CPAC sta per Conservative Political Action Conference ed è la convention dei conservatori degli Stati Uniti d’America che dal 1973 si svolge in febbraio, ideata, voluta e gestita dall’American Conservative Union, la quale a propria volta, fondata nel 1964, è la più longeva lobby politica della Destra americana.
Il CPAC è un’esperienza indimenticabile, il conservatorismo politico in presa diretta. Se e quando il personale politico degli Stati Uniti onora princìpi non negoziabili e su dossier più negoziabili dispiega retta ragione lo si deve anche al crogiolo di ambienti come il CPAC. Che non è certo l’unico, ma questo è solo un gran complimento alla capacità di incidere sul serio che negli Stati Uniti i “buoni” dimostrano da oltre mezzo secolo. È vivendo le giornate del CPAC che si percepisce fisicamente cosa significhi l’espressione “movimento conservatore”.
Domenica 28 febbraio la folla del CPAC ha ascoltato l’ex presidente Donald J. Trump pronunciare il primo discorso pubblico da quando ha lasciato la Casa Bianca.
È stato uno show, di quelli a cui per anni Trump ha abituato il mondo. Con il suo stile, la sua retorica, i suoi tic. Trump si è intestato molti meriti e ha sparato ad alzo zero sul suo successore, Joe Biden, lanciando sassate in loggione anche agli esponenti Repubblicani che hanno votato per il suo (secondo) impeachment. Tutto nella norma, insomma. Tutto come il pubblico immaginava, prevedeva e voleva. Tutto insomma già negli archivi.
Tutto tranne un elemento, il più importante.
Trump ha detto di non avere la minima intenzione di fondare un partito nuovo, un “terzo partito”. Nei mesi scorsi voci così sono corse e si sono rincorse. Qualcuno aveva già pensato fosse una scelta inevitabile, qualcuno ha subito creduto fosse la scelta giusta. Invece non se ne farà nulla.
Perché? Per molte ragioni, ma quella più notevole l’ha detta Trump dal palco. Perché non serve: esiste il Partito Repubblicano ed è quello il partito dei “buoni”.
Più volte Trump ha parlato di movimento conservatore e di Partito Repubblicano: che certo sono oramai una endiadi, ma che di diritto restano – sanamente – realtà distinte. Ma il contagio buono del primo ha reso negli anni, nei decenni, migliore il secondo.

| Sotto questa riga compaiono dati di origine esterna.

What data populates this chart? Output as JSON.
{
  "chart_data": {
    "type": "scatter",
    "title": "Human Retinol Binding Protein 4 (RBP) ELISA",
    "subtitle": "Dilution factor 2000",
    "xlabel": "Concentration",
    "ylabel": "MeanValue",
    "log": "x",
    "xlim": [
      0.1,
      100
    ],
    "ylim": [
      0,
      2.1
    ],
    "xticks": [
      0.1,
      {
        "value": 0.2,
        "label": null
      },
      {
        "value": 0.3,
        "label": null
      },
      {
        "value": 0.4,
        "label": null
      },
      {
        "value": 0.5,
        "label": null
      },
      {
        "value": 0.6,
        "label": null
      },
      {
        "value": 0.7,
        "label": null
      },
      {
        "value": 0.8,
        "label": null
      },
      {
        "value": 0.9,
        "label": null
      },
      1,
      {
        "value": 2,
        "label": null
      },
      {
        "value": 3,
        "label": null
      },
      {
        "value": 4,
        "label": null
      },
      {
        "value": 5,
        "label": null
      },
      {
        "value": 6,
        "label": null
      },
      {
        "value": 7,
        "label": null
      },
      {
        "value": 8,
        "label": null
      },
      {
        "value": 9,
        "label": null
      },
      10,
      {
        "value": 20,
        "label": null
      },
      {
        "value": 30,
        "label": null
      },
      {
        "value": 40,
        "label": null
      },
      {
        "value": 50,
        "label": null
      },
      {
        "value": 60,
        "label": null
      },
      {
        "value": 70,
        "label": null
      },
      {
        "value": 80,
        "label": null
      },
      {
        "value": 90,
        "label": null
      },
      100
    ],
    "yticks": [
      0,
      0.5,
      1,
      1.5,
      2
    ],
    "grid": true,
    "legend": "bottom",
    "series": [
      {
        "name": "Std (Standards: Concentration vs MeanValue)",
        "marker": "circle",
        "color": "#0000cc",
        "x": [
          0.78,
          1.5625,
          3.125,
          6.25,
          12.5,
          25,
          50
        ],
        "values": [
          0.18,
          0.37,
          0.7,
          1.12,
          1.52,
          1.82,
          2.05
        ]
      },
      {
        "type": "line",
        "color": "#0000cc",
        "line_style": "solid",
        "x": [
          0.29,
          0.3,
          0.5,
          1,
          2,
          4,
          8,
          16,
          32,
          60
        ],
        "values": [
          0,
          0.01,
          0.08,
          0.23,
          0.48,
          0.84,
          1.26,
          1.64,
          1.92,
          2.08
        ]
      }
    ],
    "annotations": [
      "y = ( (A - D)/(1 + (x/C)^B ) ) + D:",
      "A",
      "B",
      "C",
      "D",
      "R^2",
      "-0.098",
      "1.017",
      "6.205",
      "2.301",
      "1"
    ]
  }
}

Ebbene, quell’effetto non è finito. Oggi il Partito Repubblicano è di fatto un buon partito conservatore. Mele marce ce n’è qualcuna, ma si vedono a miglia di distanza. E individuarle aiuta a sbarazzarsene. Ogni tanto qualche mela marcia in più si intrufola, come per esempio in occasione dell’approvazione dell’«Equality Act» alla Camera, ma quando accade la notizia del giorno è proprio quella, e pure questo serve a sbarazzarsene.
Corollario importante, Trump ha dato il ben servito anche all’espressione «trumpismo». Non è certo un filosofo della politica, Trump, ma in qualche battuta ha fatto quel lavoro che sarà anche sporco, ma che qualcuno deve pur fare: ha eliminato autorevolmente la cacofonia di quella personalizzazione deleteria che serve solo a gettare fumo negli occhi. Il tema qui è infatti ancora e sempre il conservatorismo il cui veicolo politico è il Partito Repubblicano. Smetterà di esserlo quando il Partito Repubblicano non sarà più quello che oggi rivendica di essere: il partito dove Dio, patria e famiglia hanno diritto di cittadinanza. Non male per un uomo d’affari sceso cinque anni fa in politica per sopprimere tanto il movimento conservatore quanto il Partito Repubblicano.
Non è finita, insomma, e l’8 novembre 2022 gli Stati Uniti votano per rinnovare il Congresso federale.